A proud daughter of Compostela, Cebu, Philippines, Jane claimed the 2026 Cezve/Ibrik World Championship, officially representing the United Arab Emirates. Her win opened the 2026 World Coffee Championships season, making it the first championship event of the year. The competition ran from January 18 to 20, 2026, held as a centerpiece of World of Coffee Dubai.
The Cezve/Ibrik Championship brought together specialists in one of coffee’s most ancient brewing methods. Competitors from around the world took the stage over three days where each performance was judged on technical precision, sensory excellence, and cultural expression. After the final round, Jane Espante (UAE) emerged as champion.
Cezve/ibrik coffee isn’t about speed. It’s about control, patience, and intuition, the kind that only comes with time. The method uses a cezve (or ibrik), a small pot with a long handle and a distinctive flared brim, traditionally made from copper, brass, or ceramic. This style of brewing has been practiced for centuries across Eastern Europe, the Middle East, and North Africa. Every movement matters, every second counts.
Jane’s journey mirrors that philosophy.
Before the world stage, there were long shifts and steady work in hospitality and food service in the Philippines. She carried that work ethic to the Middle East, where Dubai’s competitive coffee scene sharpened her craft. Over time, she rose through the ranks, becoming a Barista Training Manager, shaping standards not just for herself, but for others around her.
This matters because titles like this aren’t won by accident. They’re earned by people who understand systems, flavors, pressure... and people.
On paper, Jane competed under the UAE flag. In reality, her story is unmistakably Filipino.
Like many overseas Filipinos, her excellence was refined abroad, but rooted at home. Her win fits into a larger, familiar narrative that Filipinos quietly shaping global industries, not through noise, but through consistency, care, and craft.

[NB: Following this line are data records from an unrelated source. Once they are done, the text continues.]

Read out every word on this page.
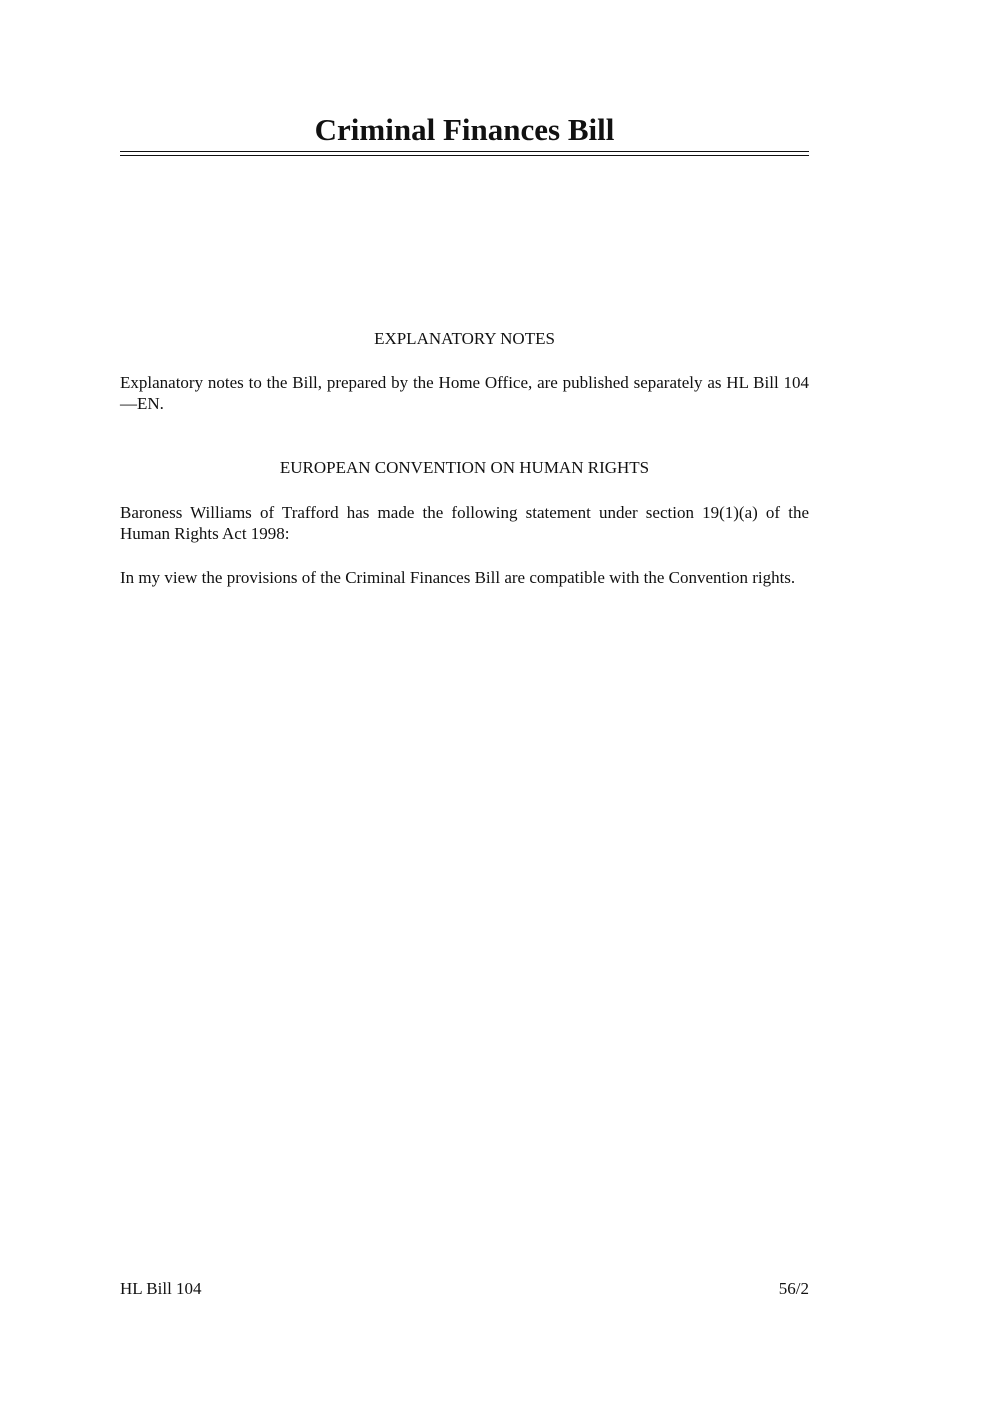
Criminal Finances Bill
EXPLANATORY NOTES

Explanatory notes to the Bill, prepared by the Home Office, are published separately as HL Bill 104—EN.

EUROPEAN CONVENTION ON HUMAN RIGHTS

Baroness Williams of Trafford has made the following statement under section 19(1)(a) of the Human Rights Act 1998:

In my view the provisions of the Criminal Finances Bill are compatible with the Convention rights.

HL Bill 104	56/2
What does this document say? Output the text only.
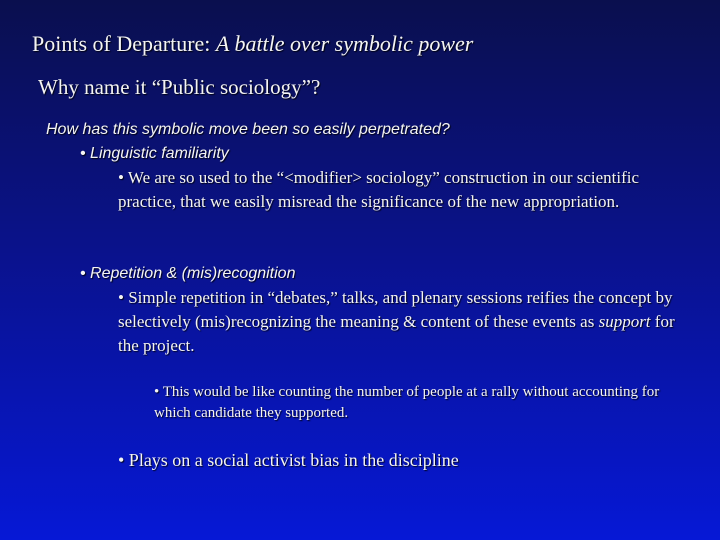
Points of Departure: A battle over symbolic power

Why name it “Public sociology”?

How has this symbolic move been so easily perpetrated?

• Linguistic familiarity

• We are so used to the “<modifier> sociology” construction in our scientific practice, that we easily misread the significance of the new appropriation.

• Repetition & (mis)recognition

• Simple repetition in “debates,” talks, and plenary sessions reifies the concept by selectively (mis)recognizing the meaning & content of these events as support for the project.

• This would be like counting the number of people at a rally without accounting for which candidate they supported.

• Plays on a social activist bias in the discipline
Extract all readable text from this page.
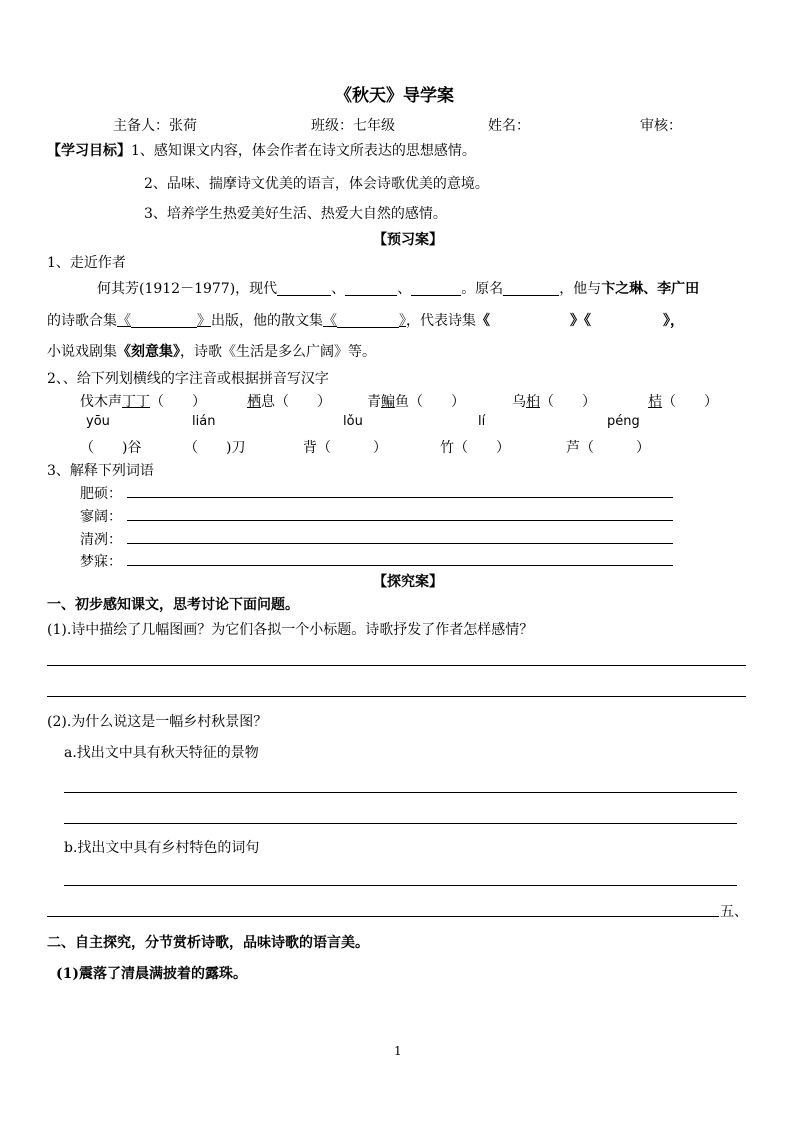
《秋天》导学案
主备人：张荷	班级：七年级	姓名：	审核：
【学习目标】1、感知课文内容，体会作者在诗文所表达的思想感情。
2、品味、揣摩诗文优美的语言，体会诗歌优美的意境。
3、培养学生热爱美好生活、热爱大自然的感情。
【预习案】
1、走近作者
何其芳(1912－1977)，现代	、	、	。原名	，他与卞之琳、李广田
的诗歌合集《	》出版，他的散文集《	》，代表诗集《	》《	》，
小说戏剧集《刻意集》，诗歌《生活是多么广阔》等。
2、、给下列划横线的字注音或根据拼音写汉字
伐木声丁丁（　　）	栖息（　　）	青鳊鱼（　　）	乌桕（　　）	桔（　　）
yōu	lián	lǒu	lí	péng
（　　)谷	（　　)刀	背（　　　）	竹（　　）	芦（　　　）
3、解释下列词语
肥硕：
寥阔：
清冽：
梦寐：
【探究案】
一、初步感知课文，思考讨论下面问题。
(1).诗中描绘了几幅图画？为它们各拟一个小标题。诗歌抒发了作者怎样感情？
(2).为什么说这是一幅乡村秋景图？
a.找出文中具有秋天特征的景物
b.找出文中具有乡村特色的词句
五、
二、自主探究，分节赏析诗歌，品味诗歌的语言美。
(1)震落了清晨满披着的露珠。
1
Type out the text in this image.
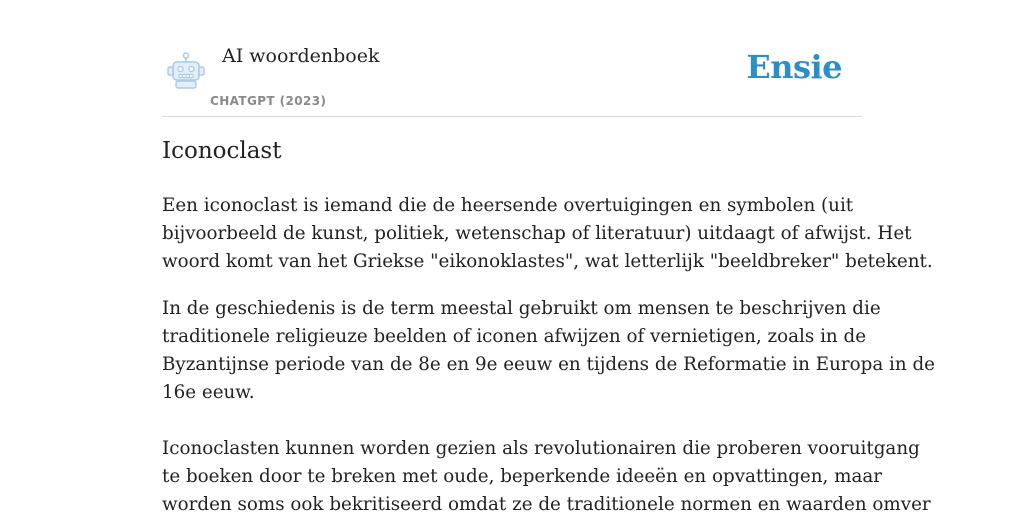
AI woordenboek
CHATGPT (2023)
Ensie
Iconoclast

Een iconoclast is iemand die de heersende overtuigingen en symbolen (uit
bijvoorbeeld de kunst, politiek, wetenschap of literatuur) uitdaagt of afwijst. Het
woord komt van het Griekse "eikonoklastes", wat letterlijk "beeldbreker" betekent.

In de geschiedenis is de term meestal gebruikt om mensen te beschrijven die
traditionele religieuze beelden of iconen afwijzen of vernietigen, zoals in de
Byzantijnse periode van de 8e en 9e eeuw en tijdens de Reformatie in Europa in de
16e eeuw.

Iconoclasten kunnen worden gezien als revolutionairen die proberen vooruitgang
te boeken door te breken met oude, beperkende ideeën en opvattingen, maar
worden soms ook bekritiseerd omdat ze de traditionele normen en waarden omver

There’s something poetic about a Filipina championing cezve/ibrik brewing (one of coffee’s most ancient methods) on a modern global stage. It bridges cultures. It honors tradition. It proves that talent doesn’t need borders to travel far.
The 2026 Cezve/Ibrik Championship wasn’t just about scores or sensory notes. It was about cultural expression. Storytelling through coffee. Remembering where you came from while choosing where you’re going.
Jane Espante reminds the world that Filipino excellence doesn’t always announce itself loudly. It shows up prepared, grounded, and undeniable.
From Compostela, Cebu to Dubai, from local kitchens to global stages—this is a story many Filipinos will recognize, and proudly claim.
Sometimes, history doesn’t knock. It brews quietly until the whole world takes notice.